Tepat pada tanggal 20 Mei 2025, bangsa Indonesia kembali memperingati Hari Kebangkitan Nasional yang ke-117 sebuah momentum bersejarah yang tak hanya menjadi catatan masa lalu, tetapi juga cermin arah masa depan.
Apa yang terlintas di saat mendengar kata “santri”? Apakah hanya sekelompok orang berpakaian sederhana, tinggal di pesantren, dan tak lepas dari kitab-kitab kuning? Jika iya, maka kamu sedang melihat dari jendela yang sempit. Sebab, santri bukan hanya tentang dunia mengaji dan menunduk di balik kitab.
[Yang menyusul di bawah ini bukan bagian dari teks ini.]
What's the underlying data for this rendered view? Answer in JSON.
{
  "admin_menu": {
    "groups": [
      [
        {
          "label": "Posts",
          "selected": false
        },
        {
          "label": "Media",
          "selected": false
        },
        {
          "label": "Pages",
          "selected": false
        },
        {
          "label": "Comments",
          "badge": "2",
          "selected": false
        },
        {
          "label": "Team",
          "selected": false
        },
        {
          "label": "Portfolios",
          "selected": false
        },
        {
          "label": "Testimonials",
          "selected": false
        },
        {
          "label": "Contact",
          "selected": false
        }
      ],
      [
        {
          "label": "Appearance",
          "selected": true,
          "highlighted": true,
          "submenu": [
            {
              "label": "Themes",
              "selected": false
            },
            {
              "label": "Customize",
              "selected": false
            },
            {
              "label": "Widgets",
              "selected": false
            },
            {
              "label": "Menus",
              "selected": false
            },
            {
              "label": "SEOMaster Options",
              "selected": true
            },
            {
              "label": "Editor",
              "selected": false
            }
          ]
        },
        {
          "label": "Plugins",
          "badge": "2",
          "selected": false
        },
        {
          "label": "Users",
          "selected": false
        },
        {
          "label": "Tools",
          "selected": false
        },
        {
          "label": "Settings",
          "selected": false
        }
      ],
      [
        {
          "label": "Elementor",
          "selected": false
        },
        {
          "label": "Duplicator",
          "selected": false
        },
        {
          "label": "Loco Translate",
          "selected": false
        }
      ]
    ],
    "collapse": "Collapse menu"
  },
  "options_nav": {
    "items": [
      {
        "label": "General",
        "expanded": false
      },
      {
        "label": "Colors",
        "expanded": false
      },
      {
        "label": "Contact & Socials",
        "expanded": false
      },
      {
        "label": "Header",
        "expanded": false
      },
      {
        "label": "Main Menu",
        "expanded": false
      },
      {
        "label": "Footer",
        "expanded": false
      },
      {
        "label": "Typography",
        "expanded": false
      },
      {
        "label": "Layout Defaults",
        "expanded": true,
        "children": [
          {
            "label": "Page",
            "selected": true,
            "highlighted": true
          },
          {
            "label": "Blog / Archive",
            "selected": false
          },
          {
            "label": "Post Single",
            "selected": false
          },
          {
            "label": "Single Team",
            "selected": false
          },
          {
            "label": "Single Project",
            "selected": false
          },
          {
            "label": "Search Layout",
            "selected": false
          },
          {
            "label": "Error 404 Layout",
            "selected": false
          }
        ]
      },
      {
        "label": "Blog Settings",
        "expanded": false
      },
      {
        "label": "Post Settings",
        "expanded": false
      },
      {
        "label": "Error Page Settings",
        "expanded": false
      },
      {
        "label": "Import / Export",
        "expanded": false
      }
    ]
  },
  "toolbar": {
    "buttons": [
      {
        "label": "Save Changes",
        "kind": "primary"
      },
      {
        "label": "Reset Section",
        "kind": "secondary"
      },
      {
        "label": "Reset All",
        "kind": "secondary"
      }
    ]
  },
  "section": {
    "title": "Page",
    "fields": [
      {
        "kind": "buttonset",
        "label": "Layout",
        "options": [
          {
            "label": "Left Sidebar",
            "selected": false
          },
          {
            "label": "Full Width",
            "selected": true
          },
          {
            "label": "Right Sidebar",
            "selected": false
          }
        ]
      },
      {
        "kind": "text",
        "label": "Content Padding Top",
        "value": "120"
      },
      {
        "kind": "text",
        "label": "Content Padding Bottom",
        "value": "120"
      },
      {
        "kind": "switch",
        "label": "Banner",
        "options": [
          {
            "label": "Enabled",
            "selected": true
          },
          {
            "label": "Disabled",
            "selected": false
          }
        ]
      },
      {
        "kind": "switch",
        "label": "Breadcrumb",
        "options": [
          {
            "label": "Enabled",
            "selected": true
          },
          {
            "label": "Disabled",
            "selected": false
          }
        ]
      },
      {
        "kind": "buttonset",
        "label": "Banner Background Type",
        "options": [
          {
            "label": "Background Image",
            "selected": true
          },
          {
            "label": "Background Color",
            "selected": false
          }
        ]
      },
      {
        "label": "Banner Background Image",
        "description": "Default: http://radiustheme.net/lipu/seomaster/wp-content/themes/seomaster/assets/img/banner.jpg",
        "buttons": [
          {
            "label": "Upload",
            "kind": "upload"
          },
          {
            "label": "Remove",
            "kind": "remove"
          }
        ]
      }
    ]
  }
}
Di balik kesederhanaannya, santri memikul peran besar dalam perjalanan sejarah bangsa.
Tanggal 20 Mei 1908 menjadi tonggak awal kebangkitan nasional, ditandai dengan berdirinya organisasi pemuda pertama di Indonesia, Budi Utomo. Organisasi ini menjadi simbol kesadaran para pemuda bahwa kemerdekaan hanya bisa diraih melalui persatuan rakyat dalam melawan penjajah.
Meski banyak catatan sejarah menyoroti kontribusi kaum priyayi, namun tak sedikit peran besar yang turut dimainkan oleh para santri dan kyai dalam menggerakkan kesadaran, membangun pendidikan, dan menjaga semangat perjuangan rakyat dari balik bilik pesantren.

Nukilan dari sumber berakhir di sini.